Kegundahan kemarin mengantarkanku ke sebuah toko buku. Begitu banyak sampul buku yg menarik perhatianku. Lebih-lebih novel dari penulis favoritku Darwis Tere Liye. Aku menggemari kegiatan membaca. Namun koleksi buku ku tak sebanyak yg ada di toko ini. Jika dulu handphone kugunakan untuk kabar-kabari dengan orang terkasih sekarang ku manfaatkan untuk sekadar membaca qoutes buku dari penulis hebat, yg bukunya belum mampu ku beli. Tentunya qoutes yang membangun agar aku dapat bangkit dari keterpurukan. Dari situlah aku mendapat sedikit demi sedikit pencerahan.
Setiap akhir pekan aku pergi ke toko buku.

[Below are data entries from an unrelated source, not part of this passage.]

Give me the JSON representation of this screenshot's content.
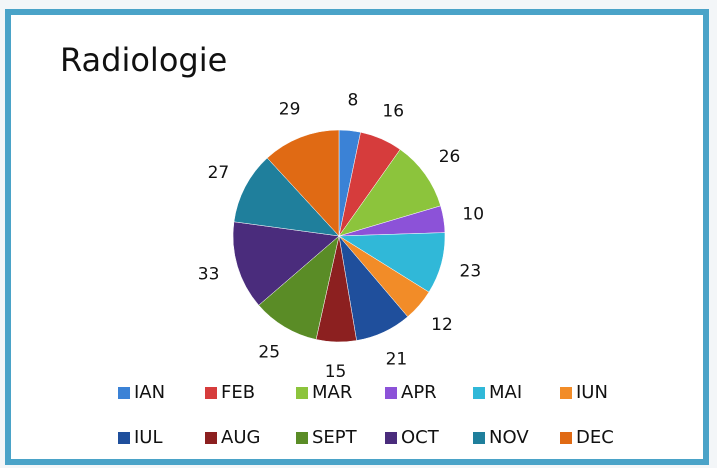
{
  "chart_data": {
    "type": "pie",
    "title": "Radiologie",
    "categories": [
      "IAN",
      "FEB",
      "MAR",
      "APR",
      "MAI",
      "IUN",
      "IUL",
      "AUG",
      "SEPT",
      "OCT",
      "NOV",
      "DEC"
    ],
    "values": [
      8,
      16,
      26,
      10,
      23,
      12,
      21,
      15,
      25,
      33,
      27,
      29
    ],
    "colors": [
      "#3b82d6",
      "#d63c3c",
      "#8cc43c",
      "#8c52d8",
      "#30b8d8",
      "#f28c28",
      "#1f4f9c",
      "#8c2020",
      "#5a8c26",
      "#4a2c7c",
      "#1f7f9c",
      "#e06a14"
    ],
    "legend": "bottom"
  }
}
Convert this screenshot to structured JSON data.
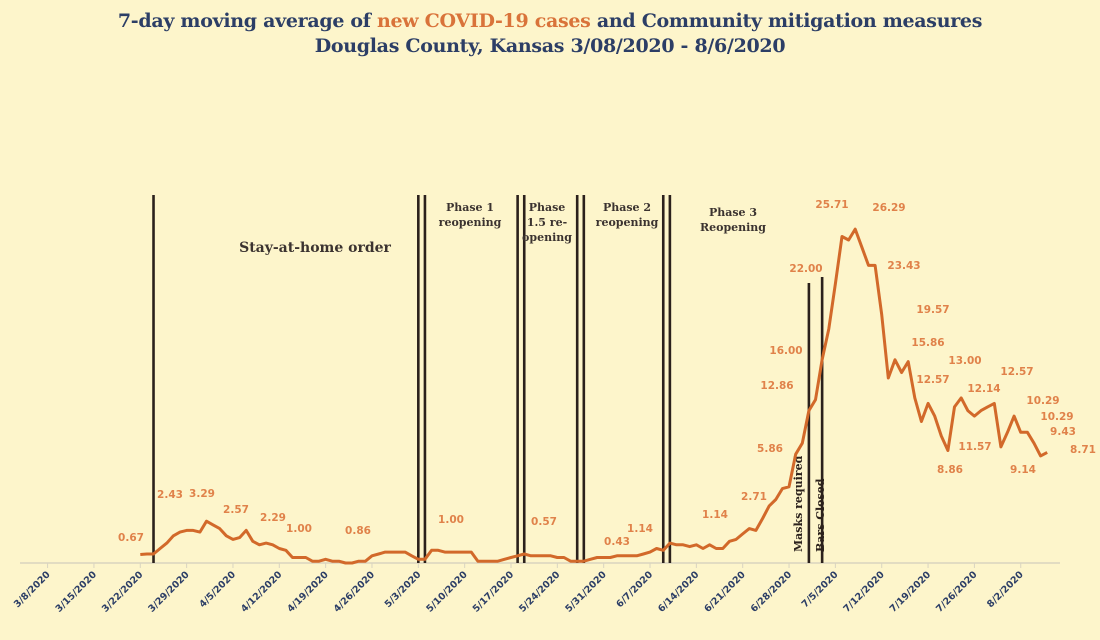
{
  "title": {
    "part1": "7-day moving average of ",
    "highlight": "new COVID-19 cases",
    "part2": " and Community mitigation measures",
    "line2": "Douglas County, Kansas 3/08/2020 - 8/6/2020"
  },
  "colors": {
    "background": "#fdf5cb",
    "title": "#2c3e66",
    "highlight": "#d9733a",
    "series": "#d2692a",
    "data_label": "#e0824a",
    "marker_line": "#2b211c",
    "axis_label": "#2c3e66"
  },
  "chart_data": {
    "type": "line",
    "title": "7-day moving average of new COVID-19 cases and Community mitigation measures Douglas County, Kansas 3/08/2020 - 8/6/2020",
    "xlabel": "",
    "ylabel": "",
    "ylim": [
      0,
      30
    ],
    "grid": false,
    "legend": "none",
    "x_ticks": [
      "3/8/2020",
      "3/15/2020",
      "3/22/2020",
      "3/29/2020",
      "4/5/2020",
      "4/12/2020",
      "4/19/2020",
      "4/26/2020",
      "5/3/2020",
      "5/10/2020",
      "5/17/2020",
      "5/24/2020",
      "5/31/2020",
      "6/7/2020",
      "6/14/2020",
      "6/21/2020",
      "6/28/2020",
      "7/5/2020",
      "7/12/2020",
      "7/19/2020",
      "7/26/2020",
      "8/2/2020"
    ],
    "x": [
      "3/22/2020",
      "3/23/2020",
      "3/24/2020",
      "3/25/2020",
      "3/26/2020",
      "3/27/2020",
      "3/28/2020",
      "3/29/2020",
      "3/30/2020",
      "3/31/2020",
      "4/1/2020",
      "4/2/2020",
      "4/3/2020",
      "4/4/2020",
      "4/5/2020",
      "4/6/2020",
      "4/7/2020",
      "4/8/2020",
      "4/9/2020",
      "4/10/2020",
      "4/11/2020",
      "4/12/2020",
      "4/13/2020",
      "4/14/2020",
      "4/15/2020",
      "4/16/2020",
      "4/17/2020",
      "4/18/2020",
      "4/19/2020",
      "4/20/2020",
      "4/21/2020",
      "4/22/2020",
      "4/23/2020",
      "4/24/2020",
      "4/25/2020",
      "4/26/2020",
      "4/27/2020",
      "4/28/2020",
      "4/29/2020",
      "4/30/2020",
      "5/1/2020",
      "5/2/2020",
      "5/3/2020",
      "5/4/2020",
      "5/5/2020",
      "5/6/2020",
      "5/7/2020",
      "5/8/2020",
      "5/9/2020",
      "5/10/2020",
      "5/11/2020",
      "5/12/2020",
      "5/13/2020",
      "5/14/2020",
      "5/15/2020",
      "5/16/2020",
      "5/17/2020",
      "5/18/2020",
      "5/19/2020",
      "5/20/2020",
      "5/21/2020",
      "5/22/2020",
      "5/23/2020",
      "5/24/2020",
      "5/25/2020",
      "5/26/2020",
      "5/27/2020",
      "5/28/2020",
      "5/29/2020",
      "5/30/2020",
      "5/31/2020",
      "6/1/2020",
      "6/2/2020",
      "6/3/2020",
      "6/4/2020",
      "6/5/2020",
      "6/6/2020",
      "6/7/2020",
      "6/8/2020",
      "6/9/2020",
      "6/10/2020",
      "6/11/2020",
      "6/12/2020",
      "6/13/2020",
      "6/14/2020",
      "6/15/2020",
      "6/16/2020",
      "6/17/2020",
      "6/18/2020",
      "6/19/2020",
      "6/20/2020",
      "6/21/2020",
      "6/22/2020",
      "6/23/2020",
      "6/24/2020",
      "6/25/2020",
      "6/26/2020",
      "6/27/2020",
      "6/28/2020",
      "6/29/2020",
      "6/30/2020",
      "7/1/2020",
      "7/2/2020",
      "7/3/2020",
      "7/4/2020",
      "7/5/2020",
      "7/6/2020",
      "7/7/2020",
      "7/8/2020",
      "7/9/2020",
      "7/10/2020",
      "7/11/2020",
      "7/12/2020",
      "7/13/2020",
      "7/14/2020",
      "7/15/2020",
      "7/16/2020",
      "7/17/2020",
      "7/18/2020",
      "7/19/2020",
      "7/20/2020",
      "7/21/2020",
      "7/22/2020",
      "7/23/2020",
      "7/24/2020",
      "7/25/2020",
      "7/26/2020",
      "7/27/2020",
      "7/28/2020",
      "7/29/2020",
      "7/30/2020",
      "7/31/2020",
      "8/1/2020",
      "8/2/2020",
      "8/3/2020",
      "8/4/2020",
      "8/5/2020",
      "8/6/2020"
    ],
    "series": [
      {
        "values": [
          0.67,
          0.71,
          0.71,
          1.14,
          1.57,
          2.14,
          2.43,
          2.57,
          2.57,
          2.43,
          3.29,
          3.0,
          2.71,
          2.14,
          1.86,
          2.0,
          2.57,
          1.71,
          1.43,
          1.57,
          1.43,
          1.14,
          1.0,
          0.43,
          0.43,
          0.43,
          0.14,
          0.14,
          0.29,
          0.14,
          0.14,
          0.0,
          0.0,
          0.14,
          0.14,
          0.57,
          0.71,
          0.86,
          0.86,
          0.86,
          0.86,
          0.57,
          0.29,
          0.29,
          1.0,
          1.0,
          0.86,
          0.86,
          0.86,
          0.86,
          0.86,
          0.14,
          0.14,
          0.14,
          0.14,
          0.29,
          0.43,
          0.57,
          0.71,
          0.57,
          0.57,
          0.57,
          0.57,
          0.43,
          0.43,
          0.14,
          0.14,
          0.14,
          0.29,
          0.43,
          0.43,
          0.43,
          0.57,
          0.57,
          0.57,
          0.57,
          0.71,
          0.86,
          1.14,
          1.0,
          1.57,
          1.43,
          1.43,
          1.29,
          1.43,
          1.14,
          1.43,
          1.14,
          1.14,
          1.71,
          1.86,
          2.29,
          2.71,
          2.57,
          3.5,
          4.5,
          5.0,
          5.86,
          6.0,
          8.57,
          9.43,
          12.0,
          12.86,
          16.0,
          18.43,
          22.0,
          25.71,
          25.43,
          26.29,
          24.86,
          23.43,
          23.43,
          19.57,
          14.57,
          16.0,
          15.0,
          15.86,
          13.0,
          11.14,
          12.57,
          11.57,
          10.0,
          8.86,
          12.29,
          13.0,
          12.0,
          11.57,
          12.0,
          12.29,
          12.57,
          9.14,
          10.29,
          11.57,
          10.29,
          10.29,
          9.43,
          8.43,
          8.71
        ]
      }
    ],
    "data_labels": [
      "0.67",
      "2.43",
      "3.29",
      "2.57",
      "2.29",
      "1.00",
      "0.86",
      "1.00",
      "0.57",
      "0.43",
      "1.14",
      "1.14",
      "2.71",
      "5.86",
      "12.86",
      "16.00",
      "22.00",
      "25.71",
      "26.29",
      "23.43",
      "19.57",
      "15.86",
      "12.57",
      "13.00",
      "12.14",
      "11.57",
      "8.86",
      "12.57",
      "10.29",
      "10.29",
      "9.43",
      "9.14",
      "8.71"
    ],
    "markers": [
      {
        "dates": [
          "3/24/2020"
        ]
      },
      {
        "dates": [
          "5/3/2020",
          "5/4/2020"
        ]
      },
      {
        "dates": [
          "5/18/2020",
          "5/19/2020"
        ]
      },
      {
        "dates": [
          "5/27/2020",
          "5/28/2020"
        ]
      },
      {
        "dates": [
          "6/9/2020",
          "6/10/2020"
        ]
      },
      {
        "dates": [
          "7/1/2020"
        ],
        "label": "Masks required"
      },
      {
        "dates": [
          "7/3/2020"
        ],
        "label": "Bars Closed"
      }
    ],
    "annotations": [
      {
        "lines": [
          "Stay-at-home order"
        ]
      },
      {
        "lines": [
          "Phase 1",
          "reopening"
        ]
      },
      {
        "lines": [
          "Phase",
          "1.5 re-",
          "opening"
        ]
      },
      {
        "lines": [
          "Phase 2",
          "reopening"
        ]
      },
      {
        "lines": [
          "Phase 3",
          "Reopening"
        ]
      }
    ]
  }
}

Di toko buku sering kali kutemui lelaki yang postur tubuhnya mengingatkan ku pada Wanda. Tinggi, berisi dan tidak terlalu hitam jg tidak putih. Bedanya mungkin orang ini lebih tinggi 5cm. Tapi yg pasti itu bukan Wanda, karena toko buku bukanlah tempatnya, lelaki ini juga terlihat lebih rapi. Setiap kali aku melihatnya selalu saja ketika posisi tubuhnya membelakangiku. Melihatnya dari samping pun aku tak pernah hingga saat ini aku tak tahu wajahnya seperti apa.
Suatu ketika aku keluar dari toko buku tersebut, kulihat lelaki itu sedang mendorong motornya. Setelah ku amati ternyata bannya pecah. Masih terlihat oleh pandanganku. Ia melewati sebuah bengkel yg harusnya ia berhenti sampai disitu. Kemudian aku menaiki motorku dan menghampirinya.
"Assalamuaikum. Mas baru saja melewati bengkel, kenapa tidak berhenti, apa mas tidak melihatnya?" kataku sembari menengok wajahnya.
Bertatapan sejenak. Aku seperti pernah melihatnya.
"Dompet saya ketinggalan, makanya tidak berani ke bengkel," jawabnya.
"Oh. Kalau boleh saya membantu, ini saya ada rezeki lebih bisa dipakai untuk memperbaiki ban motor masnya," tawarku.
"Tidak usah repot-repot. Saya masih kuat mendorongnya," jawab lelaki yang selain postur tubuhnya yang mirip dengan Wanda ternyata wajahnya juga.
"Tidak, tidak merepotkan mas. Saya temani ke bengkel bagaimana?" tanya ku.
"Boleh deh, Saya pinjam uangnya sebentar ya... Saya sudah sms adik saya agar segera ke sini," jawabnya.
Lelaki itu melihat kearah bawaanku dan bertanya.
"Dari toko buku juga?"
“Iya,” jawabku.  Kemudian berbincang-bincang.
“Kalau boleh jujur saya seperti pernah melihat mas sebelumnya,” kataku.
“O ya?” katanya. Ponselnya berdering tanda panggilan masuk dan segera diangkatnya.
"Aku di bengkel Fauzi Jaya dekat toko buku langgananku, ok kutunggu,” tutupnya.

“Adikku sudah dekat sini, oh iya ini uangnya tidak jadi dipinjam ya, terimakasih banyak sebelumnya.”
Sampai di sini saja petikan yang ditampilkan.